Cameron hinted that London may try to prevent others from using the executive European Commission and the European Court of Justice, saying: “Clearly the institutions of the European Union belong to the European Union, they belong to the 27 (eurozone members).”

As a result, Merkel and Sarkozy said the intention was to forge an inter-governmental treaty among the eurozone nations and any others that wanted to join. They indicated that could be up to 25 nations in all, with only Britain and perhaps Hungary left out for now. Sweden and the Czech Republic said they would consult their parliaments.

“This is a summit that will go down in history,” said Sarkozy. “We would have preferred a reform of the treaties among 27. That wasn’t possible given the position of our British friends.

“And so it will be through an inter-governmental treaty of 17, but open to others.”

Herman van Rompuy, president of the European Council and chairperson of the summit, focused on the success ion securing agreement for tighter fiscal limits, including the need for nations to bring budgets close to balance.

He said: “It means reinforcing our rules on excessive deficit procedures by making them more automatic.

“It also means that member states would have to submit their draft budgetary plans to the (European) commission.”

On treaty change, Van Rompuy said the new treaty would involve the eurozone and at least six other nations, with two more waiting for a mandate to participate.

But it could still take months of wrangling, with nations like Finland and Slovakia opposing a Franco-German drive to take decisions on future bailouts by a super majority to avoid being taken hostage by a single small country.

In a meeting billed as a last chance to save the euro, with financial markets unconvinced by policymakers’ efforts to tackle the region’s problems so far, the leaders also took several decisions on the bailout fund, the European Stability Mechanism (ESM), which will come into force in July.

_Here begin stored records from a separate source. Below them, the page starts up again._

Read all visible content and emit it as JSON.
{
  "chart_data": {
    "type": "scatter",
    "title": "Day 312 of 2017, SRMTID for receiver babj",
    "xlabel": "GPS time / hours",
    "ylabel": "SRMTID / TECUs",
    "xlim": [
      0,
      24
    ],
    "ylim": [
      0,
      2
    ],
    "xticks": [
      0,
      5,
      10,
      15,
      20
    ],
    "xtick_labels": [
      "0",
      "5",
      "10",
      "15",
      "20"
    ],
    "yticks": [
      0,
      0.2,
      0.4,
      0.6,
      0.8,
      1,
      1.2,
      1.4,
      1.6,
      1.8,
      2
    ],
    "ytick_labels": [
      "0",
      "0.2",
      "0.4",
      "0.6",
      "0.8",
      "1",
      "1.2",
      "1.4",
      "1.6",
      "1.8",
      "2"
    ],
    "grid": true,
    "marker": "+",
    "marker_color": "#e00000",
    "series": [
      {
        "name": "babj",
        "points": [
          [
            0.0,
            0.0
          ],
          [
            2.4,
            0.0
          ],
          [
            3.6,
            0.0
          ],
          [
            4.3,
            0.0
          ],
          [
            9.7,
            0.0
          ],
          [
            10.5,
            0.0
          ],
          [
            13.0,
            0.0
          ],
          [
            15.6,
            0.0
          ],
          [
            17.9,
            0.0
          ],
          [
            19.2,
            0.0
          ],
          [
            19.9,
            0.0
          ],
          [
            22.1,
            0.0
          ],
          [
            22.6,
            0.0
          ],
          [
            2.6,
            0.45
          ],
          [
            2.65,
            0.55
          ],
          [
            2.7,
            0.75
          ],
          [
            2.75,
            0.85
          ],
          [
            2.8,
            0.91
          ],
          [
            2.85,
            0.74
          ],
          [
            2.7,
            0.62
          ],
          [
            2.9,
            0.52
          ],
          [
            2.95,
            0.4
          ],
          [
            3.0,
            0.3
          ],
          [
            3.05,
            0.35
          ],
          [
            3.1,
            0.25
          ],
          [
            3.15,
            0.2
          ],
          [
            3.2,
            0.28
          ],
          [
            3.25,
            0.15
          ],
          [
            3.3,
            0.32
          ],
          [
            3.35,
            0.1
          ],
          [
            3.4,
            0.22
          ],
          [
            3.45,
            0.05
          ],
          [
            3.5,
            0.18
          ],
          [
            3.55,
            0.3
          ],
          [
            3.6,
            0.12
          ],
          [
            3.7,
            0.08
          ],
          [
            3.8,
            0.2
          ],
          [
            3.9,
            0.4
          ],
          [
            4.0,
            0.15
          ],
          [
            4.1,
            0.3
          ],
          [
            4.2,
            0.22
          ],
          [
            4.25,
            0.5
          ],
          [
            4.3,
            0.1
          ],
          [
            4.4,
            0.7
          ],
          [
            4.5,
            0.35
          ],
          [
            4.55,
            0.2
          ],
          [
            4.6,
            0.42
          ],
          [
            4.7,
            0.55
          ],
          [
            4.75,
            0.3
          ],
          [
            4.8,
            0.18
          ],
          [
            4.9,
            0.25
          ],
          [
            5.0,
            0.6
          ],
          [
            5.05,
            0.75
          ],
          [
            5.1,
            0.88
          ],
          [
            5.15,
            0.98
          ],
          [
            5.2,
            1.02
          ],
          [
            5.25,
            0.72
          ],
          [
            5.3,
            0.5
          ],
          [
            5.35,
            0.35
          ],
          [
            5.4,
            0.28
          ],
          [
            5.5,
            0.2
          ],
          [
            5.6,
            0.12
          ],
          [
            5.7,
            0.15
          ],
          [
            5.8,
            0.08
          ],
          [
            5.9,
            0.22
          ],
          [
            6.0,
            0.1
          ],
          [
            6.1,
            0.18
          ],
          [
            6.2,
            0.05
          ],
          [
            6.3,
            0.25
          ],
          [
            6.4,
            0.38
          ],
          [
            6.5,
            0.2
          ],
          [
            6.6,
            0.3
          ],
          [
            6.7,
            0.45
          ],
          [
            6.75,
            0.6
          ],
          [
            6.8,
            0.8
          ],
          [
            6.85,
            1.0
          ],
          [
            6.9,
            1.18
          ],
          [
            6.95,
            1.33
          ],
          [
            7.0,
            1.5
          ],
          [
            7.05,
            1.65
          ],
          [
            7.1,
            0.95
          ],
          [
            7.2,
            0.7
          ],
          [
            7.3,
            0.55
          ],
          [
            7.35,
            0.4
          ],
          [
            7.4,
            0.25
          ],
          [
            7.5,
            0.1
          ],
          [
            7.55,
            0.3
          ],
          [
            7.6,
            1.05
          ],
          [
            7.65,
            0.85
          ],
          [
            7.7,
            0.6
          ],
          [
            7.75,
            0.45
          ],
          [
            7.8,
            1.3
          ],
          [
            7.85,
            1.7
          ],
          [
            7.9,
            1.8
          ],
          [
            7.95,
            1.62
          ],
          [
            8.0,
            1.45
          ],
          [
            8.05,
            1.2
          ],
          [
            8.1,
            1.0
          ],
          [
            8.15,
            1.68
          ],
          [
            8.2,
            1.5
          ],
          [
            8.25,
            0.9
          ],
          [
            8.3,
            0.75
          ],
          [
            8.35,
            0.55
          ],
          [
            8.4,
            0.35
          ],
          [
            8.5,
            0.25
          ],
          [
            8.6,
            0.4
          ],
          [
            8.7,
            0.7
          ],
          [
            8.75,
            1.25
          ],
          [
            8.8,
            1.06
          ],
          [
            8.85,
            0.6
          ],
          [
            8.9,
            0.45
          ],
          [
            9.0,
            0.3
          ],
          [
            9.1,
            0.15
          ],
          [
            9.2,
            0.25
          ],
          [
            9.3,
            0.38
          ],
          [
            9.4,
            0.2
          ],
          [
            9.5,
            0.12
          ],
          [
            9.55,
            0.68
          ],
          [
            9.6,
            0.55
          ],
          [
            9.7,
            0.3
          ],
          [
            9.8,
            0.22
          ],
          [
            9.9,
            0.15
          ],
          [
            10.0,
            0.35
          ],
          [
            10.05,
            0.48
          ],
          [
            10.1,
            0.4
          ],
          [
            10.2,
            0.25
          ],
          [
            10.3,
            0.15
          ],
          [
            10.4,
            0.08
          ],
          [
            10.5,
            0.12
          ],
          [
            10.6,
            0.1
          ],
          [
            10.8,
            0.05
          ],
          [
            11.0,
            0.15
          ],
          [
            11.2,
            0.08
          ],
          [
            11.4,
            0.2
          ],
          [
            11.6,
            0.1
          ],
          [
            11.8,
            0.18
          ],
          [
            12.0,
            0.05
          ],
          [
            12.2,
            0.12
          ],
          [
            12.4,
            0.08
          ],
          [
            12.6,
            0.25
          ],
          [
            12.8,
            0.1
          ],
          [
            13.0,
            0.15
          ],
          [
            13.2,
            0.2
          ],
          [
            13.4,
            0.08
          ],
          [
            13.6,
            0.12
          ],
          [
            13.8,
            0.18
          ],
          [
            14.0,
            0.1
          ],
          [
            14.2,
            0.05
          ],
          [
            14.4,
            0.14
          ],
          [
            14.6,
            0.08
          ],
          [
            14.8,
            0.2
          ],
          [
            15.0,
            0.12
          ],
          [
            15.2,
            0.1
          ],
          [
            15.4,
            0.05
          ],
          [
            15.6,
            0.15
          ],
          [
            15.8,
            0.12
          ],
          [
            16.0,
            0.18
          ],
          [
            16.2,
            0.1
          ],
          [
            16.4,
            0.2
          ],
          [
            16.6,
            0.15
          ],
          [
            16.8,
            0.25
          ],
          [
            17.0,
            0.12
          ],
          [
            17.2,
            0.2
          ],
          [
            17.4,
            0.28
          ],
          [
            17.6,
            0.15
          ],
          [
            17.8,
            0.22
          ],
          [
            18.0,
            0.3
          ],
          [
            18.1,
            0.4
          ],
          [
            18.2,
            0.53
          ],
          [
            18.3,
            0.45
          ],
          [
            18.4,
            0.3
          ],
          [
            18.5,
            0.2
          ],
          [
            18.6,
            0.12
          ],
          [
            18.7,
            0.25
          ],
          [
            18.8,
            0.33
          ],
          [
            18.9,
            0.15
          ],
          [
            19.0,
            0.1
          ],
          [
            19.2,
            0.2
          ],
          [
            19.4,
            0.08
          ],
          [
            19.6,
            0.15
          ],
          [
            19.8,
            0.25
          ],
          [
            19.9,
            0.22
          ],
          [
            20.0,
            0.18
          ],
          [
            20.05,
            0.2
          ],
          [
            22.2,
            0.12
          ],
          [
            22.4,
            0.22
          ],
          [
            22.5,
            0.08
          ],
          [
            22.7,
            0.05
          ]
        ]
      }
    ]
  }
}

The ESM’s capacity will be capped at €500 billion (about R5.4 trillion), less than it had been suggested was possible before the summit. The facility will not get a banking licence, as Van Rompuy originally had proposed, due to German opposition.

It also was agreed that the EU nations would provide up to €200 billion in bilateral loans to the International Monetary Fund (IMF) to help it tackle the crisis, with €150 billion of the total coming from the eurozone nations.

IMF managing director Christine Lagarde said as she left the summit: “We can be very pleased at the result.”

Earlier, the plight of Europe’s banks was thrown into sharp relief. The European Banking Authority told them to increase their capital by a total of €114.7 billion, significantly more than predicted two months ago.